With its characteristic blend of sweet, floral and bitter flavours, the Negroni has long been known as the discerning drinker’s cocktail of choice – a serious drink for serious drinkers who have distinguished palates. With its barrel-aged Negroni, Bamboo Bar now offers one of the finest representations of the drink in Bangkok. And, really, it doesn’t get any better than that. Cheers!
For more info about Bamboo Bar visit mandarinoriental.com/bangkok; Independent Wine & Spirit Thailand at www.iwsthailand.com
Spirit of the age
The history of Negroni – in brief
AN adaptation of the Americano – a simple blend of Campari, vermouth and soda – Negroni is said to have been invented in Florence in 1919 when Count Negroni (a big fan of gin, apparently) asked for a slug of his favourite libation in his Americano in place of the soda.
The results – complex, not-too-sweet, strong and refreshing – bowled him over, and thus the Negroni was born.
Perfect as both an apéritif and digestif, the cocktail was soon adopted by Italian drinkers who adored its palate preparing and cleansing properties; ditto its crisp, fresh flavour – the perfect tipple for a warm afternoon.
From Italy the cocktail then slowly travelled around the world, finding favour over the years with discerning drinkers in hip bars everywhere from New York to London to Bangkok and beyond. In 2010, on the back of the global craft cocktail explosion, it then finally hit the mainstream.

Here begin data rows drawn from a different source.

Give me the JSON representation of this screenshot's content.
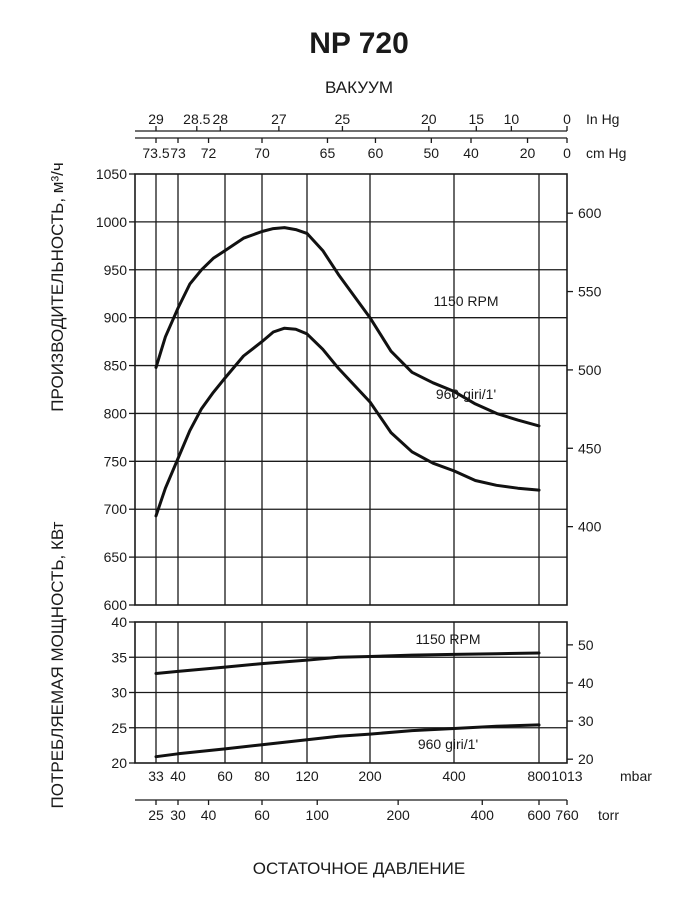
{
  "chart_data": {
    "type": "line",
    "title": "NP 720",
    "top_axis_title": "ВАКУУМ",
    "vacuum_in_hg": {
      "unit": "In Hg",
      "ticks": [
        {
          "label": "29",
          "mbar": 33
        },
        {
          "label": "28.5",
          "mbar": 48
        },
        {
          "label": "28",
          "mbar": 58
        },
        {
          "label": "27",
          "mbar": 95
        },
        {
          "label": "25",
          "mbar": 165
        },
        {
          "label": "20",
          "mbar": 340
        },
        {
          "label": "15",
          "mbar": 505
        },
        {
          "label": "10",
          "mbar": 670
        },
        {
          "label": "0",
          "mbar": 1013
        }
      ]
    },
    "vacuum_cm_hg": {
      "unit": "cm Hg",
      "ticks": [
        {
          "label": "73.5",
          "mbar": 33
        },
        {
          "label": "73",
          "mbar": 40
        },
        {
          "label": "72",
          "mbar": 53
        },
        {
          "label": "70",
          "mbar": 80
        },
        {
          "label": "65",
          "mbar": 146
        },
        {
          "label": "60",
          "mbar": 213
        },
        {
          "label": "50",
          "mbar": 346
        },
        {
          "label": "40",
          "mbar": 480
        },
        {
          "label": "20",
          "mbar": 746
        },
        {
          "label": "0",
          "mbar": 1013
        }
      ]
    },
    "x_mbar": {
      "unit": "mbar",
      "ticks": [
        {
          "label": "33",
          "value": 33
        },
        {
          "label": "40",
          "value": 40
        },
        {
          "label": "60",
          "value": 60
        },
        {
          "label": "80",
          "value": 80
        },
        {
          "label": "120",
          "value": 120
        },
        {
          "label": "200",
          "value": 200
        },
        {
          "label": "400",
          "value": 400
        },
        {
          "label": "800",
          "value": 800
        },
        {
          "label": "1013",
          "value": 1013
        }
      ]
    },
    "x_torr": {
      "unit": "torr",
      "ticks": [
        {
          "label": "25",
          "mbar": 33
        },
        {
          "label": "30",
          "mbar": 40
        },
        {
          "label": "40",
          "mbar": 53
        },
        {
          "label": "60",
          "mbar": 80
        },
        {
          "label": "100",
          "mbar": 133
        },
        {
          "label": "200",
          "mbar": 267
        },
        {
          "label": "400",
          "mbar": 533
        },
        {
          "label": "600",
          "mbar": 800
        },
        {
          "label": "760",
          "mbar": 1013
        }
      ]
    },
    "xlabel": "ОСТАТОЧНОЕ ДАВЛЕНИЕ",
    "x_grid": [
      33,
      40,
      60,
      80,
      120,
      200,
      400,
      800
    ],
    "capacity": {
      "ylabel": "ПРОИЗВОДИТЕЛЬНОСТЬ, м³/ч",
      "ylim": [
        600,
        1050
      ],
      "ticks": [
        "600",
        "650",
        "700",
        "750",
        "800",
        "850",
        "900",
        "950",
        "1000",
        "1050"
      ],
      "right_ticks": [
        "400",
        "450",
        "500",
        "550",
        "600"
      ],
      "right_scale": {
        "value_at_600": 350,
        "value_at_1050": 625
      },
      "series": [
        {
          "name": "1150 RPM",
          "x": [
            33,
            36,
            40,
            45,
            50,
            55,
            60,
            70,
            80,
            90,
            100,
            110,
            120,
            140,
            160,
            200,
            250,
            300,
            350,
            400,
            500,
            600,
            700,
            800
          ],
          "y": [
            848,
            880,
            910,
            935,
            950,
            962,
            970,
            983,
            990,
            993,
            994,
            992,
            988,
            970,
            945,
            900,
            865,
            843,
            832,
            823,
            810,
            800,
            793,
            787
          ]
        },
        {
          "name": "960 giri/1'",
          "x": [
            33,
            36,
            40,
            45,
            50,
            55,
            60,
            70,
            80,
            90,
            100,
            110,
            120,
            140,
            160,
            200,
            250,
            300,
            350,
            400,
            500,
            600,
            700,
            800
          ],
          "y": [
            693,
            722,
            753,
            782,
            805,
            822,
            837,
            860,
            875,
            885,
            889,
            888,
            883,
            867,
            847,
            812,
            780,
            760,
            748,
            740,
            730,
            725,
            722,
            720
          ]
        }
      ]
    },
    "power": {
      "ylabel": "ПОТРЕБЛЯЕМАЯ МОЩНОСТЬ, КВт",
      "ylim": [
        20,
        40
      ],
      "ticks": [
        "20",
        "25",
        "30",
        "35",
        "40"
      ],
      "right_ticks": [
        "20",
        "30",
        "40",
        "50"
      ],
      "right_scale": {
        "value_at_20": 19,
        "value_at_40": 56
      },
      "series": [
        {
          "name": "1150 RPM",
          "x": [
            33,
            40,
            60,
            80,
            120,
            160,
            200,
            300,
            400,
            600,
            800
          ],
          "y": [
            32.7,
            33.0,
            33.6,
            34.1,
            34.6,
            35.0,
            35.1,
            35.3,
            35.4,
            35.5,
            35.6
          ]
        },
        {
          "name": "960 giri/1'",
          "x": [
            33,
            40,
            60,
            80,
            120,
            160,
            200,
            300,
            400,
            600,
            800
          ],
          "y": [
            20.9,
            21.3,
            22.0,
            22.6,
            23.3,
            23.8,
            24.1,
            24.6,
            24.9,
            25.2,
            25.4
          ]
        }
      ]
    }
  }
}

Today, any cocktail bar worth its salt will have Negroni on its menu. And, if they’re really good, they’ll offer a barrel-aged variety too.
Barrel-ageing not only smoothens out the Negroni cocktail, but also softens the mouth feel.
In basic terms, mixologists put Negroni in a barrel and wait – usually for between four to six weeks. The alcohol extracts colour and flavours from the wood over time, and the cocktail also oxidizes (which sometimes lends delicious nutty flavours to the final blend). Mixologists will sample Negroni from the barrel every couple of weeks, removing it and bottling it when it tastes just right.
To serve, barrel-aged Negroni follows the same template as established by its founder: on the rocks in a cocktail glass garnished with an orange peel. Perfetto!